Lebe jeden Tag mit Vollgas!

Gestern habe ich von Eltern erfahren, die Ihren 16jährigen Sohn an Krebs verloren haben. Und wenn das nicht schlimm genug ist, haben sie die Diagnose erst 2 Monate vor seinem Tod bekommen.

Beim Lesen von deren Brief hats mir ganz schön die Kehle zugeschnürt. Nicht nur, dass sie ihr Kind verloren haben. Nein, sie hatten nicht mal die Chance, sich richtig zu verabschieden.

Denn nach so einer Diagnose will man doch noch ganz viel Leben in die Zeit quetschen, die man noch als Familie hat. Man will dem Kind noch so viele Wünsche wie möglich erfüllen, wie nur irgend möglich. Und kann es nicht. Allein daran würde ich verzweifeln!

Lebe jeden Tag, als wenn Dein letzter wäre! Das klingt so abgedroschen. Aber dadurch nicht weniger wahr.

Wäre ich in obiger Situation, ich würde mich mit Selbstvorwürfen zermartern. Hätte ich doch nur das und das mit meinem Kind gemacht. Hätte ich doch bloß weniger verboten. Hätte ich doch dies und jenes… die eigene persönliche Hölle.

Was mich wieder auf einen Artikel vor nicht all zu langer Zeit von mir bringt, Was will ich eigentlich?. Dort ist beschrieben, was bedauernswert wäre. Aber nun gehts ja gar nicht um die Eltern, sondern das Kind. Was würde er/sie bedauern? Und damit auch ich?
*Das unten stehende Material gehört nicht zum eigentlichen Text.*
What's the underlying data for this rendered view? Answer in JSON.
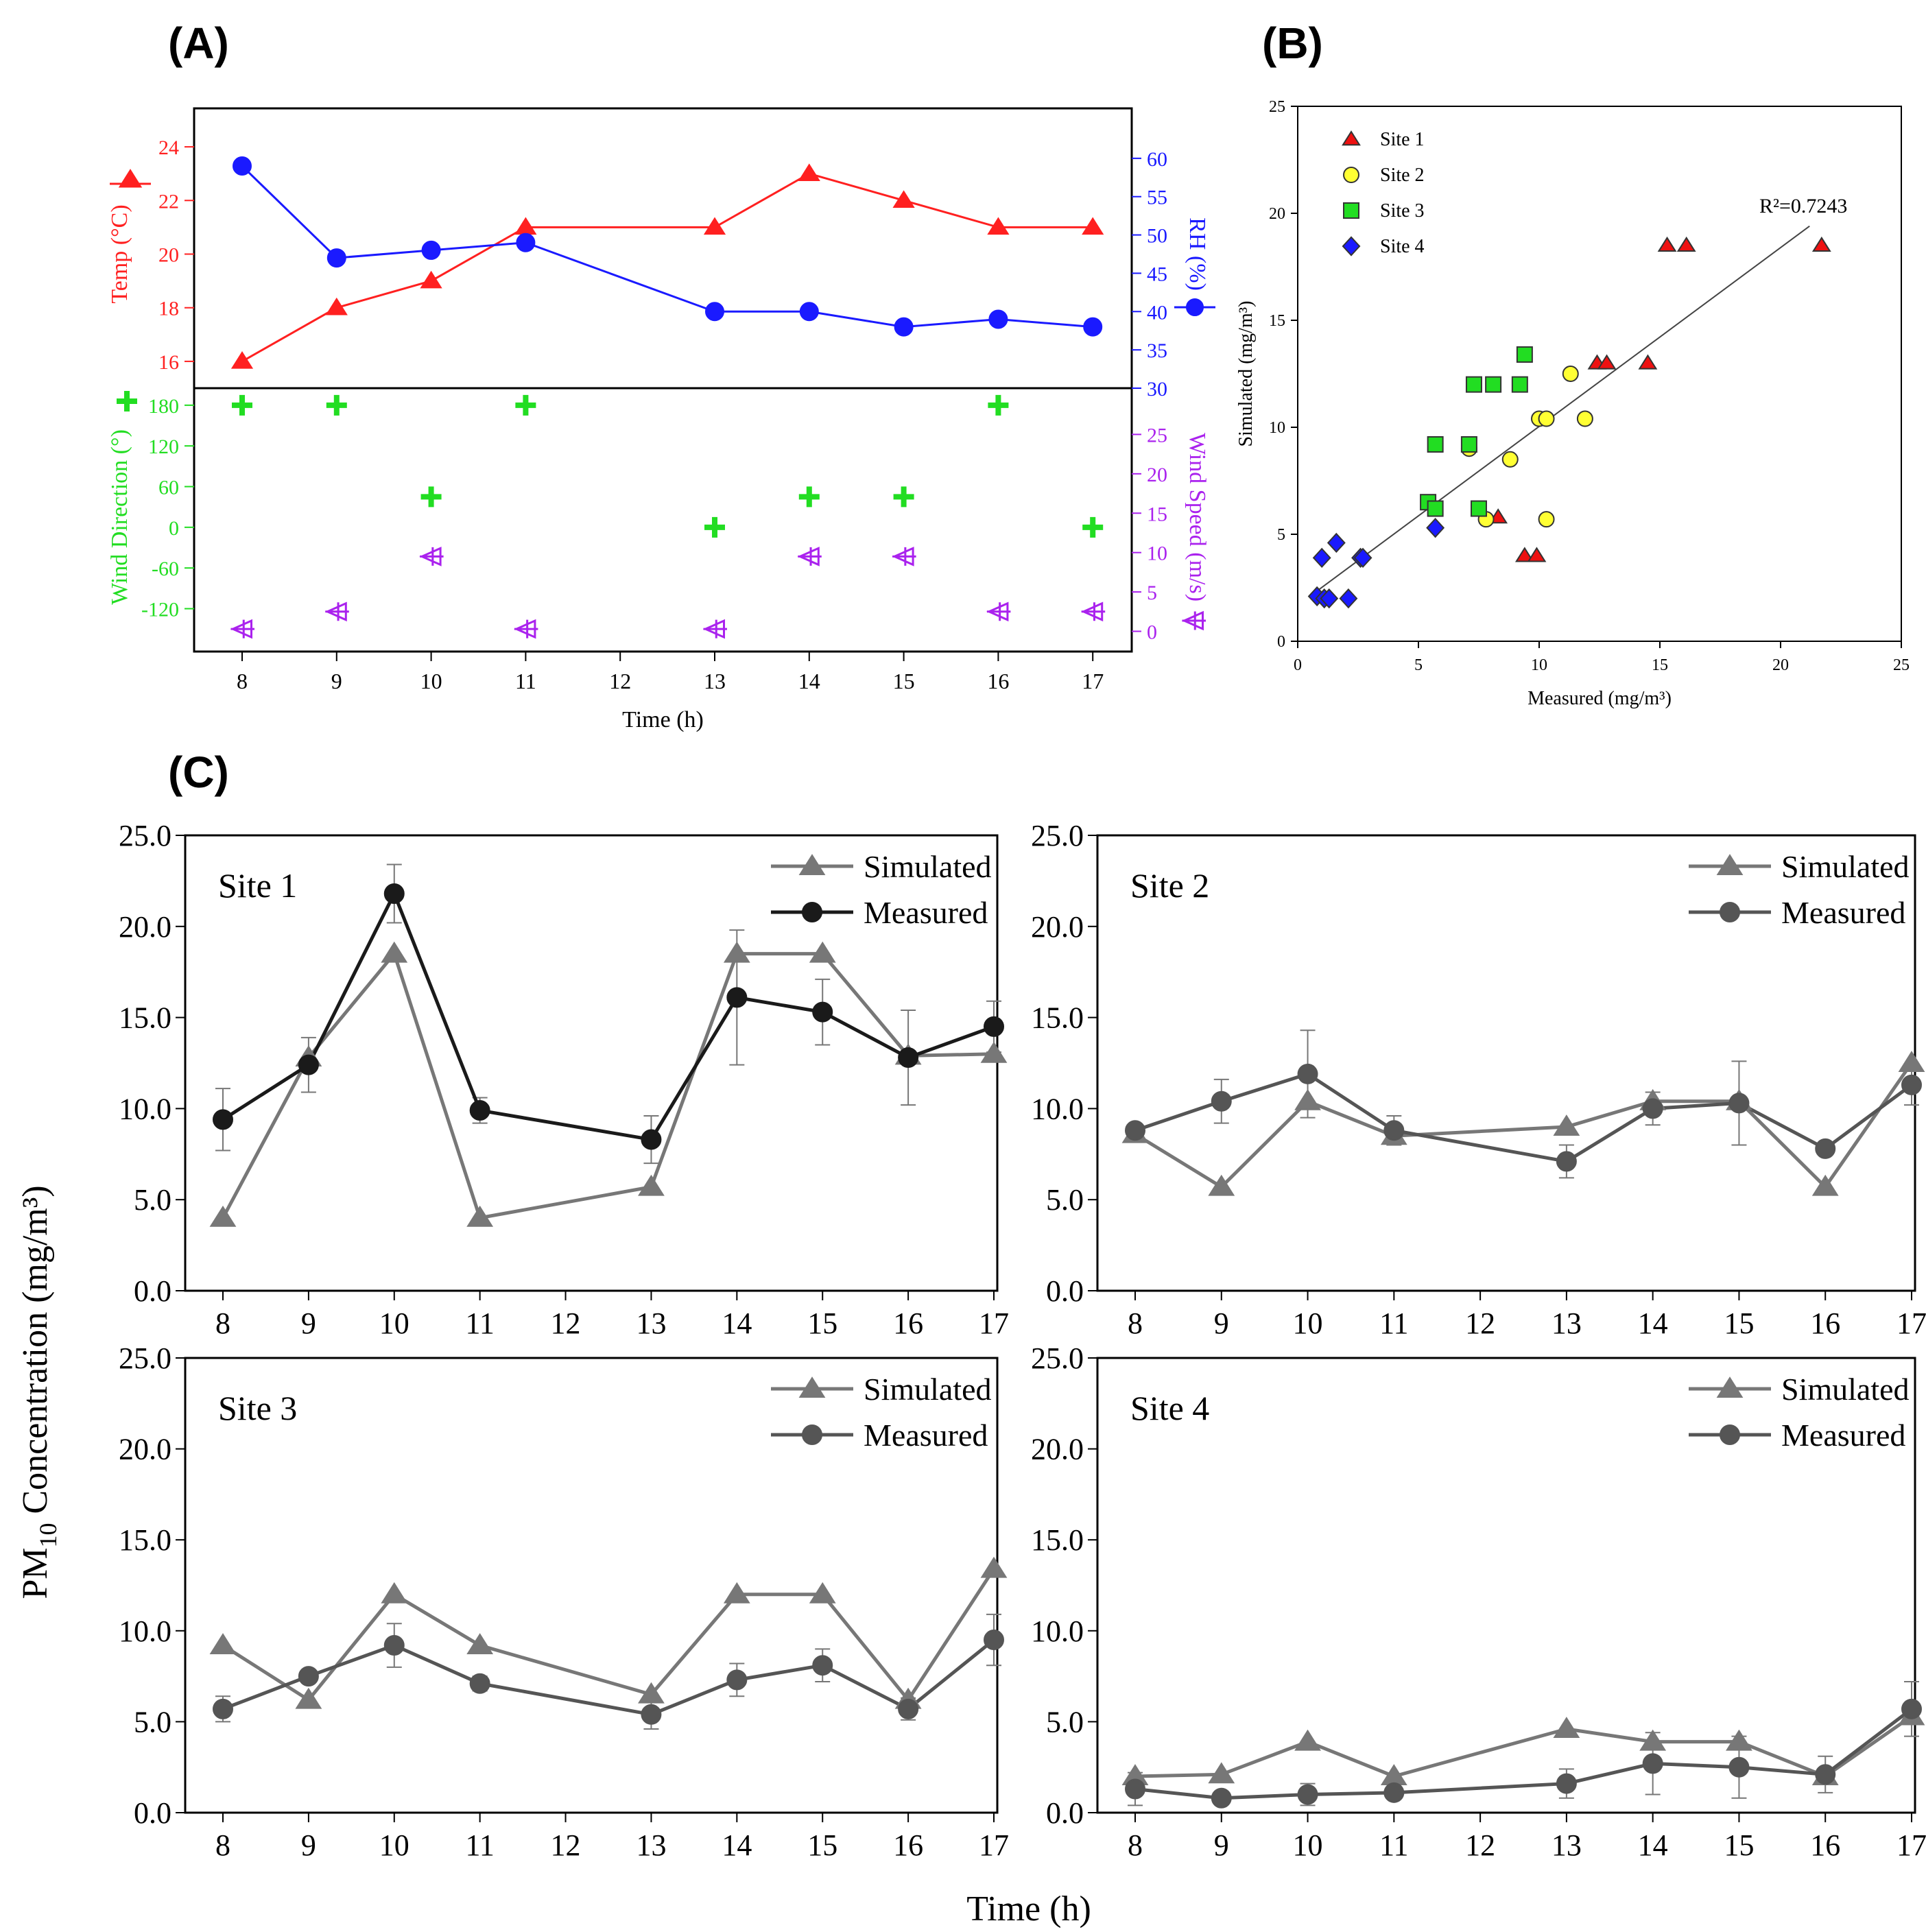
{
  "figure": {
    "panel_labels": [
      "(A)",
      "(B)",
      "(C)"
    ],
    "shared_y_label": "PM",
    "shared_y_label_sub": "10",
    "shared_y_label_rest": " Concentration (mg/m³)",
    "shared_x_label": "Time (h)"
  },
  "chart_data": [
    {
      "id": "A",
      "type": "line",
      "categories": [
        "8",
        "9",
        "10",
        "11",
        "12",
        "13",
        "14",
        "15",
        "16",
        "17"
      ],
      "x": [
        8,
        9,
        10,
        11,
        13,
        14,
        15,
        16,
        17
      ],
      "xlabel": "Time (h)",
      "top": {
        "left_axis": {
          "label": "Temp (°C)",
          "ylim": [
            15,
            25
          ],
          "ticks": [
            16,
            18,
            20,
            22,
            24
          ],
          "color": "#ff2020"
        },
        "right_axis": {
          "label": "RH (%)",
          "ylim": [
            30,
            65
          ],
          "ticks": [
            30,
            35,
            40,
            45,
            50,
            55,
            60
          ],
          "color": "#1a1aff"
        },
        "series": [
          {
            "name": "Temp",
            "axis": "left",
            "marker": "triangle",
            "color": "#ff2020",
            "values": [
              16,
              18,
              19,
              21,
              21,
              23,
              22,
              21,
              21
            ]
          },
          {
            "name": "RH",
            "axis": "right",
            "marker": "circle",
            "color": "#1a1aff",
            "values": [
              59,
              47,
              48,
              49,
              40,
              40,
              38,
              39,
              38
            ]
          }
        ]
      },
      "bottom": {
        "left_axis": {
          "label": "Wind Direction (°)",
          "ylim": [
            -165,
            195
          ],
          "ticks": [
            -120,
            -60,
            0,
            60,
            120,
            180
          ],
          "color": "#22dd22"
        },
        "right_axis": {
          "label": "Wind Speed (m/s)",
          "ylim": [
            -1,
            30
          ],
          "ticks": [
            0,
            5,
            10,
            15,
            20,
            25
          ],
          "color": "#aa22ee"
        },
        "series": [
          {
            "name": "Wind Direction",
            "axis": "left",
            "marker": "plus",
            "color": "#22dd22",
            "values": [
              180,
              180,
              45,
              180,
              0,
              45,
              45,
              180,
              0
            ]
          },
          {
            "name": "Wind Speed",
            "axis": "right",
            "marker": "arrow",
            "color": "#aa22ee",
            "values": [
              0.3,
              2.5,
              9.5,
              0.3,
              0.3,
              9.5,
              9.5,
              2.5,
              2.5
            ]
          }
        ]
      }
    },
    {
      "id": "B",
      "type": "scatter",
      "xlabel": "Measured (mg/m³)",
      "ylabel": "Simulated (mg/m³)",
      "xlim": [
        0,
        25
      ],
      "ylim": [
        0,
        25
      ],
      "xticks": [
        0,
        5,
        10,
        15,
        20,
        25
      ],
      "yticks": [
        0,
        5,
        10,
        15,
        20,
        25
      ],
      "annotation": "R²=0.7243",
      "fit_line": {
        "x": [
          0.8,
          21.2
        ],
        "y": [
          2.35,
          19.4
        ]
      },
      "series": [
        {
          "name": "Site 1",
          "marker": "triangle",
          "color": "#ee1111",
          "points": [
            [
              9.4,
              4
            ],
            [
              9.9,
              4
            ],
            [
              8.3,
              5.8
            ],
            [
              12.4,
              13
            ],
            [
              12.8,
              13
            ],
            [
              14.5,
              13
            ],
            [
              15.3,
              18.5
            ],
            [
              16.1,
              18.5
            ],
            [
              21.7,
              18.5
            ]
          ]
        },
        {
          "name": "Site 2",
          "marker": "circle",
          "color": "#ffff33",
          "points": [
            [
              7.1,
              9
            ],
            [
              7.8,
              5.7
            ],
            [
              8.8,
              8.5
            ],
            [
              10,
              10.4
            ],
            [
              10.3,
              10.4
            ],
            [
              10.3,
              5.7
            ],
            [
              11.3,
              12.5
            ],
            [
              11.9,
              10.4
            ]
          ]
        },
        {
          "name": "Site 3",
          "marker": "square",
          "color": "#22dd22",
          "points": [
            [
              5.4,
              6.5
            ],
            [
              5.7,
              6.2
            ],
            [
              5.7,
              9.2
            ],
            [
              7.1,
              9.2
            ],
            [
              7.3,
              12
            ],
            [
              7.5,
              6.2
            ],
            [
              8.1,
              12
            ],
            [
              9.2,
              12
            ],
            [
              9.4,
              13.4
            ]
          ]
        },
        {
          "name": "Site 4",
          "marker": "diamond",
          "color": "#1a1aff",
          "points": [
            [
              0.8,
              2.1
            ],
            [
              1.0,
              3.9
            ],
            [
              1.1,
              2.0
            ],
            [
              1.3,
              2.0
            ],
            [
              1.6,
              4.6
            ],
            [
              2.1,
              2.0
            ],
            [
              2.6,
              3.9
            ],
            [
              2.7,
              3.9
            ],
            [
              5.7,
              5.3
            ]
          ]
        }
      ]
    },
    {
      "id": "C1",
      "type": "line",
      "title": "Site 1",
      "categories": [
        "8",
        "9",
        "10",
        "11",
        "12",
        "13",
        "14",
        "15",
        "16",
        "17"
      ],
      "x": [
        8,
        9,
        10,
        11,
        13,
        14,
        15,
        16,
        17
      ],
      "ylim": [
        0,
        25
      ],
      "yticks": [
        "0.0",
        "5.0",
        "10.0",
        "15.0",
        "20.0",
        "25.0"
      ],
      "measured_color": "#1a1a1a",
      "series": [
        {
          "name": "Simulated",
          "values": [
            4.0,
            12.8,
            18.5,
            4.0,
            5.7,
            18.5,
            18.5,
            12.9,
            13.0
          ]
        },
        {
          "name": "Measured",
          "values": [
            9.4,
            12.4,
            21.8,
            9.9,
            8.3,
            16.1,
            15.3,
            12.8,
            14.5
          ],
          "error": [
            1.7,
            1.5,
            1.6,
            0.7,
            1.3,
            3.7,
            1.8,
            2.6,
            1.4
          ]
        }
      ]
    },
    {
      "id": "C2",
      "type": "line",
      "title": "Site 2",
      "categories": [
        "8",
        "9",
        "10",
        "11",
        "12",
        "13",
        "14",
        "15",
        "16",
        "17"
      ],
      "x": [
        8,
        9,
        10,
        11,
        13,
        14,
        15,
        16,
        17
      ],
      "ylim": [
        0,
        25
      ],
      "yticks": [
        "0.0",
        "5.0",
        "10.0",
        "15.0",
        "20.0",
        "25.0"
      ],
      "measured_color": "#555555",
      "series": [
        {
          "name": "Simulated",
          "values": [
            8.6,
            5.7,
            10.4,
            8.5,
            9.0,
            10.4,
            10.4,
            5.7,
            12.5
          ]
        },
        {
          "name": "Measured",
          "values": [
            8.8,
            10.4,
            11.9,
            8.8,
            7.1,
            10.0,
            10.3,
            7.8,
            11.3
          ],
          "error": [
            0.3,
            1.2,
            2.4,
            0.8,
            0.9,
            0.9,
            2.3,
            0.2,
            1.1
          ]
        }
      ]
    },
    {
      "id": "C3",
      "type": "line",
      "title": "Site 3",
      "categories": [
        "8",
        "9",
        "10",
        "11",
        "12",
        "13",
        "14",
        "15",
        "16",
        "17"
      ],
      "x": [
        8,
        9,
        10,
        11,
        13,
        14,
        15,
        16,
        17
      ],
      "ylim": [
        0,
        25
      ],
      "yticks": [
        "0.0",
        "5.0",
        "10.0",
        "15.0",
        "20.0",
        "25.0"
      ],
      "measured_color": "#555555",
      "series": [
        {
          "name": "Simulated",
          "values": [
            9.2,
            6.2,
            12.0,
            9.2,
            6.5,
            12.0,
            12.0,
            6.2,
            13.4
          ]
        },
        {
          "name": "Measured",
          "values": [
            5.7,
            7.5,
            9.2,
            7.1,
            5.4,
            7.3,
            8.1,
            5.7,
            9.5
          ],
          "error": [
            0.7,
            0.3,
            1.2,
            0.4,
            0.8,
            0.9,
            0.9,
            0.6,
            1.4
          ]
        }
      ]
    },
    {
      "id": "C4",
      "type": "line",
      "title": "Site 4",
      "categories": [
        "8",
        "9",
        "10",
        "11",
        "12",
        "13",
        "14",
        "15",
        "16",
        "17"
      ],
      "x": [
        8,
        9,
        10,
        11,
        13,
        14,
        15,
        16,
        17
      ],
      "ylim": [
        0,
        25
      ],
      "yticks": [
        "0.0",
        "5.0",
        "10.0",
        "15.0",
        "20.0",
        "25.0"
      ],
      "measured_color": "#555555",
      "series": [
        {
          "name": "Simulated",
          "values": [
            2.0,
            2.1,
            3.9,
            2.0,
            4.6,
            3.9,
            3.9,
            2.0,
            5.3
          ]
        },
        {
          "name": "Measured",
          "values": [
            1.3,
            0.8,
            1.0,
            1.1,
            1.6,
            2.7,
            2.5,
            2.1,
            5.7
          ],
          "error": [
            0.9,
            0.3,
            0.6,
            0.3,
            0.8,
            1.7,
            1.7,
            1.0,
            1.5
          ]
        }
      ]
    }
  ]
}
Mit so jungen Jahren schon abzutreten lässt vieles ungetan. Das wird sich nicht ändern lassen. Aber als Eltern sollten wir dafür sorgen, dass so viele kleine Dinge wie möglich nicht ungetan bleiben. Kind will Fahradfahren, obwohl es regnet und ich hab eigentlich nichts besseres zu tun? Ja, warum dann eigentlich nicht? Es gibt kein schlechtes Wetter, nur schlechte Kleidung!

Kind will Fussball spielen aber ich lieber im Gartenstuhl liegen? Ich werde noch oft genug faulenzen können, also hoch mit den Knochen!

Aber, liebe Eltern, haltet Maß. Dem Kind das Fernsehen verboten zu haben, weil es sein Zimmer nicht in Ordnung hält, ist kein Grund für Selbstvorwürfe. Es ist unsere Aufgabe, unsere Kinder auf ein langes Leben vorzubereiten. Und dazu gehört es auch, es zu erziehen.

Wir sollten nicht von der Angst getrieben sein, dass morgen alles vorbei ist. Wir sollten unsere Kinder darauf vorbereiten, ein langes und erfülltes Leben zu führen. Ihm nicht nur Liebe, sondern auch Werte und Umgangsformen mitzugeben. Aber eben auch Glück! Ein tolles Fussballspiel mit Papa? Definitiv Glück! Nicht zum hundertsten Mal den selben blöden Cartoon gucken? Unwichtig.